De stad Antwerpen maakte al in het begin van de twintigste eeuw een aanvang met de planmatige ontwikkeling van de gronden ten zuiden van de stadskern tot een residentiële woonwijk. De toenmalige stadsingenieur Richard Lemeunier tekende in 1912 een strak classicistisch aanlegplan voor het Kiel, met brede lanen, zichtpunten, parken en pleinen. Op het tracé van de spoorweg van Antwerpen-Zuid naar Mechelen zou de Jan De Voslei worden aangelegd, die - samen met de Jan Van Rijswijcklaan - een belangrijke verkeersas van en naar de binnenstad zou worden. Voor het gebied tussen de spoorwegbedding en de Jan Van Rijswijcklaan werd het aanlegplan vanaf 1925 uitgevoerd, met de bedoeling dat de drie hoofdassen van de wijk - de huidige Camille Huysmanslaan, de Vlaamsekunstlaan en de Tentoonstellingslaan - de basis zouden vormen voor het plan van de Wereldtentoonstelling (1930). De aanleg van de Jan De Voslei was voorzien voor een latere fase.

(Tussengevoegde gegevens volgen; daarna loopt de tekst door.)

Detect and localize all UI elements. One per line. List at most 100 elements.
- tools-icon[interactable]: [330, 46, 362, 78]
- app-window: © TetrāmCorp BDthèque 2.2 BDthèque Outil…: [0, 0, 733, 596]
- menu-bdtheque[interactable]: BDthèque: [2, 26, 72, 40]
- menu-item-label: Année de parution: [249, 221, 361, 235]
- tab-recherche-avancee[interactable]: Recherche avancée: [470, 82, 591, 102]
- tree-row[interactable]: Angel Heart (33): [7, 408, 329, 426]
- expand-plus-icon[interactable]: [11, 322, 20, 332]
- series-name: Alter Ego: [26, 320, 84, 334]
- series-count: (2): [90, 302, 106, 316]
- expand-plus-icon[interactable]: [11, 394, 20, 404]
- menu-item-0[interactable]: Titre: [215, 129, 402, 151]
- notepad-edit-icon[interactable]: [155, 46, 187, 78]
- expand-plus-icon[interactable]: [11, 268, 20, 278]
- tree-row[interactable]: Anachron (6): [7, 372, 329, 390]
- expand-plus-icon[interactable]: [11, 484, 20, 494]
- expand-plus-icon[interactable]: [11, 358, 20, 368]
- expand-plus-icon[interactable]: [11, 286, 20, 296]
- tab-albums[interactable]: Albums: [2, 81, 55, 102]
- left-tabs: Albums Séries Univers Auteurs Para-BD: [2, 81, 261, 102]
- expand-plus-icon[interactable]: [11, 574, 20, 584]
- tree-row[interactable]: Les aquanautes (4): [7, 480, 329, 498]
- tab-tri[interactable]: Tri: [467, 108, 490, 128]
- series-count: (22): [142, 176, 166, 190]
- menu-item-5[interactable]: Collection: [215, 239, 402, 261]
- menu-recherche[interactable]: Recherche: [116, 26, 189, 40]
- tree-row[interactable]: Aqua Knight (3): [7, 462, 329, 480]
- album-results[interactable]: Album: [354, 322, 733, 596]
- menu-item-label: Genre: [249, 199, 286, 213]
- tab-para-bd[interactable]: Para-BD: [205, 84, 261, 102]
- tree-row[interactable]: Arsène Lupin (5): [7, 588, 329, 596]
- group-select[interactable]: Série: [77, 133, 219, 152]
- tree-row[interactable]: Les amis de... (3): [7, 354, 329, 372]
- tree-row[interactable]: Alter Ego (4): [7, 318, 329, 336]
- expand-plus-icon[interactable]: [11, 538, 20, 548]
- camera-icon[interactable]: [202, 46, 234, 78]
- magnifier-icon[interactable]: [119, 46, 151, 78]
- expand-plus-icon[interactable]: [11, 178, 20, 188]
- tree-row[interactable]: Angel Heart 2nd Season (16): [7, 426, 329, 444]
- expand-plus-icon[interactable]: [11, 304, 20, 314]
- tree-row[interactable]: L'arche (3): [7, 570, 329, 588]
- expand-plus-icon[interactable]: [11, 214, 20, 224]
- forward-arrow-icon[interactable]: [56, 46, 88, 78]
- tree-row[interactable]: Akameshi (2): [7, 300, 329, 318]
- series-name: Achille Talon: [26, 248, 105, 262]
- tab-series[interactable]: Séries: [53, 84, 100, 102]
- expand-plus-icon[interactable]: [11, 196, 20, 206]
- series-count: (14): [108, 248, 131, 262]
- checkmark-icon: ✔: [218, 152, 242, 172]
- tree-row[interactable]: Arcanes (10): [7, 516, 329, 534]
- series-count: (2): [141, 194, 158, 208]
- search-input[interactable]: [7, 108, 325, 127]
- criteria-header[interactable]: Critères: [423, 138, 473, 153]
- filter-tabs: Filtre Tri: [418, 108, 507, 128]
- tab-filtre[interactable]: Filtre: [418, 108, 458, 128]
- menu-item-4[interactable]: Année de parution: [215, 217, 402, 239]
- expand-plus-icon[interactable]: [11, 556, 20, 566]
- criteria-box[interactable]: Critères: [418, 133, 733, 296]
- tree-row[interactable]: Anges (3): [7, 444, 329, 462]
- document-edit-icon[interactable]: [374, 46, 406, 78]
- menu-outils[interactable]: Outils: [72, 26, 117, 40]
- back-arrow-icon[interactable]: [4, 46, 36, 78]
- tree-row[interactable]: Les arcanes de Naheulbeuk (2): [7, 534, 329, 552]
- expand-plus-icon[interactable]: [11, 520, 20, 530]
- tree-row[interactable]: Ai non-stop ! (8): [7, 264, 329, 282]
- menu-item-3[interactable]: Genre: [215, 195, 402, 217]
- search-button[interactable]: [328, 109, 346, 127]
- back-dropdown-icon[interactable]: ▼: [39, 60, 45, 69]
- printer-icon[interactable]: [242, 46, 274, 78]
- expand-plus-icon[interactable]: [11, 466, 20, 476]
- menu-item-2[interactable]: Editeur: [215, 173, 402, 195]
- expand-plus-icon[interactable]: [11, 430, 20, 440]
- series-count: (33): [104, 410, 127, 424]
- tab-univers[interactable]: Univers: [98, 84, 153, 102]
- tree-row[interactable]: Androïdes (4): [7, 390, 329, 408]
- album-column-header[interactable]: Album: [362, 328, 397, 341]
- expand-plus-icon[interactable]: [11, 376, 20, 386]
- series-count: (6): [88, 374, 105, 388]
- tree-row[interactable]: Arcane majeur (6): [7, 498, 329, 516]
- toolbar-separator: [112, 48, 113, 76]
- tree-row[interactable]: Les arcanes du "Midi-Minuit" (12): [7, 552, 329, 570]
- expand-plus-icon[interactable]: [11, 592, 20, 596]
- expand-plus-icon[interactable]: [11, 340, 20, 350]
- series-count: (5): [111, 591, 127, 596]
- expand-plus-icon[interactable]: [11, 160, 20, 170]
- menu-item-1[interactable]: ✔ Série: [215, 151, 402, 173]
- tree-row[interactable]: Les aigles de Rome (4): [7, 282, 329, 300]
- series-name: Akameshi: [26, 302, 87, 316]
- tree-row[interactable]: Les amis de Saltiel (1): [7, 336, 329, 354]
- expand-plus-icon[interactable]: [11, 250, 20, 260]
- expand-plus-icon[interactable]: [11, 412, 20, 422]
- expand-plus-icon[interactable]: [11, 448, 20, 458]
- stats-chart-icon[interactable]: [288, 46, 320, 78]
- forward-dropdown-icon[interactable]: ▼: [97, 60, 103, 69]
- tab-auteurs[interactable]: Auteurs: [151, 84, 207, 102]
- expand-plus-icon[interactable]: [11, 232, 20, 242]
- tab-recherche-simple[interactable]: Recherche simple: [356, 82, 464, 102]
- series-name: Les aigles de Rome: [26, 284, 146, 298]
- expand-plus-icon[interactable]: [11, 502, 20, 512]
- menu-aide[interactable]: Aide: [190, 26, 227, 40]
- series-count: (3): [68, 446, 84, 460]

Na de Tweede Wereldoorlog werd de volledige Kiel-wijk tussen de Schelde, de vroegere vestingen (de huidige ring) en de gemeentegrenzen van Hoboken en Wilrijk in een versneld tempo verder ontwikkeld. Met de grote woningnood in de binnenstad was immers een exodus op gang gekomen naar de stadsrand. Om een einde te stellen aan de erbarmelijke woonomstandigheden in de binnenstad en de stadsvlucht naar de goedkopere groene randgemeenten, wenste de stad op korte termijn een groot aantal ruime en gezonde woningen te bouwen. Ze volgde daarbij nieuwe stedenbouwkundige opvattingen. In de plaats van gesloten woningbouw werd het modernistische principe gehuldigd van de buurteenheid van een duizendtal woningen met een combinatie van hoog- en laagbouw, groenzones en voorzieningen zoals scholen. Op een deel van het terrein aan de Jan De Voslei werd in 1946 een Nationale Werf gepland, waarvoor architect Renaat Braem in samenwerking met Géo Brosens, Flor Laforce en Jul De Roover een ontwerp maakte (niet uitgevoerd). Binnen het kader van deze opdracht schoof Braem al de vooruitstrevende idee van een parkway naar voren als het geschikte stedenbouwkundig model voor de Jan De Voslei.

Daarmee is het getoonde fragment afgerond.